In considering whether a record is covered by the scope of a request, it is immaterial whether the applicant would be satisfied with the record’s contents, or whether the applicant might feel misled for other reasons. Neither is it relevant whether the record might or would be exempt from release. I am satisfied from the content of the letter, and from information in the public domain about the relevant judicial appointment and other contemporaneous appointments, that it concerns the appointment of the Judge named in parts 3 and 4. I am satisfied, therefore, that the letter is covered by part 4 of the request.
Furthermore, I am satisfied that another letter from the named individual, which is contained in the other record supplied by the Department, is also covered by part 4. I am satisfied that it relates to the named Judge (and others), notwithstanding that it does not contain names.
The Department’s submission gives an overview of “various records … located with regard to the appointment” of the relevant Judge, which it does not consider relevant to the request. I do not intend to obtain copies of these records to consider whether they are covered by the request, but given the foregoing, it is possible that at least some are relevant. Furthermore, the phrase “communications from [the named individual]” has a wide meaning and is not necessarily confined to just e.g. letters and emails issued by the person concerned.

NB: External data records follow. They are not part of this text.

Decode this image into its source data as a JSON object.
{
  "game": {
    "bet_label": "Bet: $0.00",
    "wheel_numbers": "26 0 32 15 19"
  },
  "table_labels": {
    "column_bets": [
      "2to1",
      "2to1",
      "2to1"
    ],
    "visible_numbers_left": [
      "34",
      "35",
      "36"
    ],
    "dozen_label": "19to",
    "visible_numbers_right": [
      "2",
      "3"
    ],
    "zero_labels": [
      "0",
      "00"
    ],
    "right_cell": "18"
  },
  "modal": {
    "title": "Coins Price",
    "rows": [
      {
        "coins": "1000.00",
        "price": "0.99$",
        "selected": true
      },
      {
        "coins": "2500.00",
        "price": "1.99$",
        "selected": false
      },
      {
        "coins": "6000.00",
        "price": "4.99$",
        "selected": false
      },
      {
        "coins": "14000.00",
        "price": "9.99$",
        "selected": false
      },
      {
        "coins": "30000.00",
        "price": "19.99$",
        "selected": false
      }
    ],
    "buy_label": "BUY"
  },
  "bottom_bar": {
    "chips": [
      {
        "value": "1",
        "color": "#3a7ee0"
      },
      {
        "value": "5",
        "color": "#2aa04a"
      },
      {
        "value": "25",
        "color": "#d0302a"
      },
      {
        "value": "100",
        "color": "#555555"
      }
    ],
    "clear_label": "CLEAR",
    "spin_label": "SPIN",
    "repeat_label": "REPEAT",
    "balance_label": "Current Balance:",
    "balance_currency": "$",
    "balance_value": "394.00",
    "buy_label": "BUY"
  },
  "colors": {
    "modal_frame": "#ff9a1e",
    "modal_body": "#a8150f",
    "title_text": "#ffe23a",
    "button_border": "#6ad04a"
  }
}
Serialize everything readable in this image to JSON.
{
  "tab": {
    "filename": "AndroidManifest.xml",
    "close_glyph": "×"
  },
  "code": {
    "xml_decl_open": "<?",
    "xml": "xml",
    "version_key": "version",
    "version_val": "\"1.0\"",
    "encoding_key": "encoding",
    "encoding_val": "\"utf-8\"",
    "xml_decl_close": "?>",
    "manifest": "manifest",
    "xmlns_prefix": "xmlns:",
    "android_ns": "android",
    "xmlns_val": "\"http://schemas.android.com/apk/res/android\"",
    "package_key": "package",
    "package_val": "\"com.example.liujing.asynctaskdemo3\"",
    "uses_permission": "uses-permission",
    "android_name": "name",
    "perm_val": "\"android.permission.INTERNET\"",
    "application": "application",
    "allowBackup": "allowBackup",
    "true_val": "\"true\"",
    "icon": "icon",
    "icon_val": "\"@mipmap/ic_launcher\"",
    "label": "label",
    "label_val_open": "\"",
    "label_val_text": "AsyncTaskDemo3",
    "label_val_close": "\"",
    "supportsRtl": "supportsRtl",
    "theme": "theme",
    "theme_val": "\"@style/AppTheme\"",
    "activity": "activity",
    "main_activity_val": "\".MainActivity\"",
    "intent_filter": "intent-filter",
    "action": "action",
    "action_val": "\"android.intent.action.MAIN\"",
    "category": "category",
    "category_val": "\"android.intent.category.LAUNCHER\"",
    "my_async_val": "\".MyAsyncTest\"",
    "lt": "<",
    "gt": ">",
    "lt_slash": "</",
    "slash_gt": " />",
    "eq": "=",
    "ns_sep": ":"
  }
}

Any document in which the individual expresses a view to another party regarding the relevant appointment could be seen as a relevant communication.
Having regard to the above, I have no basis to accept that the Department has carried out reasonable searches for records covered by parts 3 and 4 of the request for the purposes of section 15(1)(a) of the FOI Act. I annul this element of its decision, and I direct it to make a new decision on the matter (including on the two letters referred to above) in accordance with the provisions of the FOI Act.
Having carried out a review under section 22(2) of the FOI Act, I hereby vary the Department’s decision. I affirm its refusal of parts 1 and 2 of the request, on the basis that no right of access arises to the requested pre-commencement records further to section 11(5) of the FOI Act. I annul its refusal of records covered by parts 3 and 4 and I direct it to make a new decision on the matter (including on the two letters referred to in my decision) in accordance with the provisions of the FOI Act.
Section 24 of the FOI Act sets out detailed provisions for an appeal to the High Court by a party to a review, or any other person affected by the decision. In summary, such an appeal, normally on a point of law, must be initiated not later than four weeks after notice of the decision was given to the person bringing the appeal.